O som do bater da porta no ardor-do-sol
a voz que dizia no corredor "como vens tarde",
o pente branco com que se penteava a mulher em frente ao espelho,
um cigarro que fumávamos à janela numa noite de-primavera
empurrando a cauda da Ursa Menor,
a sombra de duas mãos por sob a lâmpada, entre dois pratos de fruta, -

Tudo quanto trouxemos connosco dentro de nossas trouxas,
aquelas peúgas brancas que usávamos outrora de verão na praia,
e as ceroulas brancas e as camisolas desportivas que se diriam assentar-bem no corpo de Abril,
e ainda a tesourinha com que cortava outrora a nossa irmã mais-nova as unhas no peitoril-da-janela
e os reflexos das vidraças que tremiam sobre suas faces e suas mãos,
tudo isso se desfiou, se despedaçou, se gastou,
enferrujou também a tesourinha, quebraram--se-lhe as pontas,
é como a andorinha morta - ali no chão sobre a pedra -
ao lado da máquina de barbear e do sabão do mar -
não reparamos nela - cortamos as unhas dos pés, cortamos os calos
 é como uma chave ferrugenta - não serve - as fechaduras quebraram-se.

Tudo quanto trouxemos connosco em nossas trouxas e em nossas malas
tudo se rompeu, se gastou. Não resta nada.

Apesar de tudo, de vez em quando, à hora em que anoitece
e a Ursa Menor pendura seu pequenino-farol à entrada da tenda
cavando uma pequena vala com suas unhas na terra seca,
o Petros e o Vassílis ou o Ti' Andónis
procurando dentro da trouxa certa colher perdida ou o púcaro,
suas mãos ficam-lentas - esquecem-se
e à sua volta o ar torna-se redondo e imóvel como o azeite dentro da dorna
e o silêncio fica como a pedra-de-moinho quando lhe cortam a água.
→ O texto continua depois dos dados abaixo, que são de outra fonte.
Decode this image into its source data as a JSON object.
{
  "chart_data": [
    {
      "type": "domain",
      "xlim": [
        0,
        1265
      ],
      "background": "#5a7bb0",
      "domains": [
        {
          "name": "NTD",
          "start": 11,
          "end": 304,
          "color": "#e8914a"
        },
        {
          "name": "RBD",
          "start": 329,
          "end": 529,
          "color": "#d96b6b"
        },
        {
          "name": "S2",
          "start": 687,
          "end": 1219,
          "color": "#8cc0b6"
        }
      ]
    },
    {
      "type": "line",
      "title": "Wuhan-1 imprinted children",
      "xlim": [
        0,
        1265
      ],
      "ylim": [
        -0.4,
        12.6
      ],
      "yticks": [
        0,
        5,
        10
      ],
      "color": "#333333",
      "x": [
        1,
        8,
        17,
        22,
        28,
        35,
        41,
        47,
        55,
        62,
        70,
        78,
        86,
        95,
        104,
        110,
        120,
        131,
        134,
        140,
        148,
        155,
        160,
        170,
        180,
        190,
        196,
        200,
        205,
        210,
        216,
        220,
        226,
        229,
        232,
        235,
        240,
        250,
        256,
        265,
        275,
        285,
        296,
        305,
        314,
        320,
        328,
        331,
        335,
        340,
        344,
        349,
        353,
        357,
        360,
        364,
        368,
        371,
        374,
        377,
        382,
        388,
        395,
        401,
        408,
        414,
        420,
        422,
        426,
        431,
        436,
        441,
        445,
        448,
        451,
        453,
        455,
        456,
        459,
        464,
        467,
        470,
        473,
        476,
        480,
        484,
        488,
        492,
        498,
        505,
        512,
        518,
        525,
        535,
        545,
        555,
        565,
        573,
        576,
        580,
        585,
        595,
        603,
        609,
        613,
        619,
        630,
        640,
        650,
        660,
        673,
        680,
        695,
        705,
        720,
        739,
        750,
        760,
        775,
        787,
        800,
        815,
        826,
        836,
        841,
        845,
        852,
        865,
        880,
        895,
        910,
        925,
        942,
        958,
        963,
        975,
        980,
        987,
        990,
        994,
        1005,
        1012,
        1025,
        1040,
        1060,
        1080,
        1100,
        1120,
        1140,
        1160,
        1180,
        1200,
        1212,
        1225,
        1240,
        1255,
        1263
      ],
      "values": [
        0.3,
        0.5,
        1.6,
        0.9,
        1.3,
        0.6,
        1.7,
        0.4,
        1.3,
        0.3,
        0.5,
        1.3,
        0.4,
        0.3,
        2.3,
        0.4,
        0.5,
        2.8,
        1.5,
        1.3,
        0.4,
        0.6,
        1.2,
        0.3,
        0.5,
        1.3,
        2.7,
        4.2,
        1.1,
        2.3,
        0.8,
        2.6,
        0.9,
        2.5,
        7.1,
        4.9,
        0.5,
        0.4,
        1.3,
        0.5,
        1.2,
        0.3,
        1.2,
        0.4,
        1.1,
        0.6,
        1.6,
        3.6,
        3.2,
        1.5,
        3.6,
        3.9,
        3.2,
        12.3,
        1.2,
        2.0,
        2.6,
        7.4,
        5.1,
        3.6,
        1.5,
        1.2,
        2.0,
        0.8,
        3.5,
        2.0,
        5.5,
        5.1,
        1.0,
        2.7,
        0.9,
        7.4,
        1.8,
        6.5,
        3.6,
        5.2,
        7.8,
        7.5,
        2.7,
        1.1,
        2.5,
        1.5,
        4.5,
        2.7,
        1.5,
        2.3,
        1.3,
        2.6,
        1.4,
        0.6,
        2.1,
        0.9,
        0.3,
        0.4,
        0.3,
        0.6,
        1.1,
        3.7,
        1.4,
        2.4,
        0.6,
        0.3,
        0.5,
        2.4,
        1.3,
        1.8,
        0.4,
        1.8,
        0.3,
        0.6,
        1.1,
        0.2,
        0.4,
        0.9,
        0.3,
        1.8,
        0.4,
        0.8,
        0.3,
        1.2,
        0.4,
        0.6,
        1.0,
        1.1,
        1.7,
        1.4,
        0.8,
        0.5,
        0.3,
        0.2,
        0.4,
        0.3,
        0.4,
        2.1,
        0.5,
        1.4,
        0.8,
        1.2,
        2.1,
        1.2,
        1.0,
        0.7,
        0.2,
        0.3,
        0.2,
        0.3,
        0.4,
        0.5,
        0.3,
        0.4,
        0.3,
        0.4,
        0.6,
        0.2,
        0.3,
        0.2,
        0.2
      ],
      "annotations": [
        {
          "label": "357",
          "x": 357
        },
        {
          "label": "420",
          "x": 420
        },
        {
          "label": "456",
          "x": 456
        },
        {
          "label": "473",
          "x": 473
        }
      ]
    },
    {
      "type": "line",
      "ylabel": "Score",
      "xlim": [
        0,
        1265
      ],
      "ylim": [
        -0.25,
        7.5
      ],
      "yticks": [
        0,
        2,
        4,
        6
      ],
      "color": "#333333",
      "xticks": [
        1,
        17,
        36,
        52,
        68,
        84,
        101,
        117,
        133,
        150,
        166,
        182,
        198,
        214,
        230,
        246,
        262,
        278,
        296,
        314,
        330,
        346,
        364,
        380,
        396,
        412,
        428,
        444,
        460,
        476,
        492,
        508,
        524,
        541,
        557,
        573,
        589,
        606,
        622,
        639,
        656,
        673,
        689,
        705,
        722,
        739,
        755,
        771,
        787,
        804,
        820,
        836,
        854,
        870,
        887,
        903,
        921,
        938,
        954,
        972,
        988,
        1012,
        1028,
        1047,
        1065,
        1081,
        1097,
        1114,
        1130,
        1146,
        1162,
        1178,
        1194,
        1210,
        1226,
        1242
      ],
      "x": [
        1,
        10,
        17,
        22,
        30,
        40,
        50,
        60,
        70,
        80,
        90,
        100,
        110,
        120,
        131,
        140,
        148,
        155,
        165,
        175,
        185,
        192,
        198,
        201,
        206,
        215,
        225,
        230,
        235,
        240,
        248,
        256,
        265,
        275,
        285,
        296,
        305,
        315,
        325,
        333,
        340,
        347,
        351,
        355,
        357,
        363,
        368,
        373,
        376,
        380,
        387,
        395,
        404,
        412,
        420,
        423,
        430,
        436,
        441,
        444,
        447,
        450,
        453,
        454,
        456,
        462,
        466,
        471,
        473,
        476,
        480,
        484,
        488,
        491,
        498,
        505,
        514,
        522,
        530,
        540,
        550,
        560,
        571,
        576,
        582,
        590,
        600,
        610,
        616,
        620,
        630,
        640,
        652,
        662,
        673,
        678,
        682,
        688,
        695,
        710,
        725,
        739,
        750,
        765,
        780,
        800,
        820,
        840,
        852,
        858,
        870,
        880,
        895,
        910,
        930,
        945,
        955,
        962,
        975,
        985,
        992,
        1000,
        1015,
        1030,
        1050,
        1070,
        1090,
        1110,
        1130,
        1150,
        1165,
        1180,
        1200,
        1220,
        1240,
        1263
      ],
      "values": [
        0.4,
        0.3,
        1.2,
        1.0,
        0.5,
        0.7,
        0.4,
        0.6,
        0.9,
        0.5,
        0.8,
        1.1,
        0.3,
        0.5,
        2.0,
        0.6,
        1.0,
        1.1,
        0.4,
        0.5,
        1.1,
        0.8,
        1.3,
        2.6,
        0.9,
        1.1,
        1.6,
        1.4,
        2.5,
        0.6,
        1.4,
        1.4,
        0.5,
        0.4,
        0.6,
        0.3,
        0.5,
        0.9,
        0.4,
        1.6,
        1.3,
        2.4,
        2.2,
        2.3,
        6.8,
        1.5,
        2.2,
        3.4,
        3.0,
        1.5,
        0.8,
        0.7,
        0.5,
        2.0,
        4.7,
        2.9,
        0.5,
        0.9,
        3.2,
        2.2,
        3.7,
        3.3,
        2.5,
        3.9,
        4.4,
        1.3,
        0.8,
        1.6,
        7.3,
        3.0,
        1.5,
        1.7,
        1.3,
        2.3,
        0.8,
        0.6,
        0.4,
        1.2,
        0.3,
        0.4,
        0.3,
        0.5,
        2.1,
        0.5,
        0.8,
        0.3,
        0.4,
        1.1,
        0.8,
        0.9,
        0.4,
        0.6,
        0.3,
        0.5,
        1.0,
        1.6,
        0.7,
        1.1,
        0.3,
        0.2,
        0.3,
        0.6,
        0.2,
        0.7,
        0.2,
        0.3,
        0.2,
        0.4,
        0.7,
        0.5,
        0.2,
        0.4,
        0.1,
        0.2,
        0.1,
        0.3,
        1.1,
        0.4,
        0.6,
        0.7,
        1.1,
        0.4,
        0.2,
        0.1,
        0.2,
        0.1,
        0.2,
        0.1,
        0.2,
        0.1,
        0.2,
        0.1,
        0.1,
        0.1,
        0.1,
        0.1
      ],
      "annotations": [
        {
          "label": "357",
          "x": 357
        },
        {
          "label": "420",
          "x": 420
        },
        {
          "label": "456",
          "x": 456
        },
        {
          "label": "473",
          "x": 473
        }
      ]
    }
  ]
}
Então ouvimos de súbito aquele esquecido som
como se cortassem com esta tesourinha os papéis do guarda-pratos em véspera de Natal,
como se erguidos nas pontas dos pés acendêssemos na lua o nosso cigarro.

E então sabemos que lá-bem-no-fundo das nossas malas,
por debaixo das não-lavadas camisas e das esburacadas peúgas,
resta ainda uma toalhinha bordada de familiar serenidade
e aquela sombra de duas mãos amadas como duas grandes secas parras.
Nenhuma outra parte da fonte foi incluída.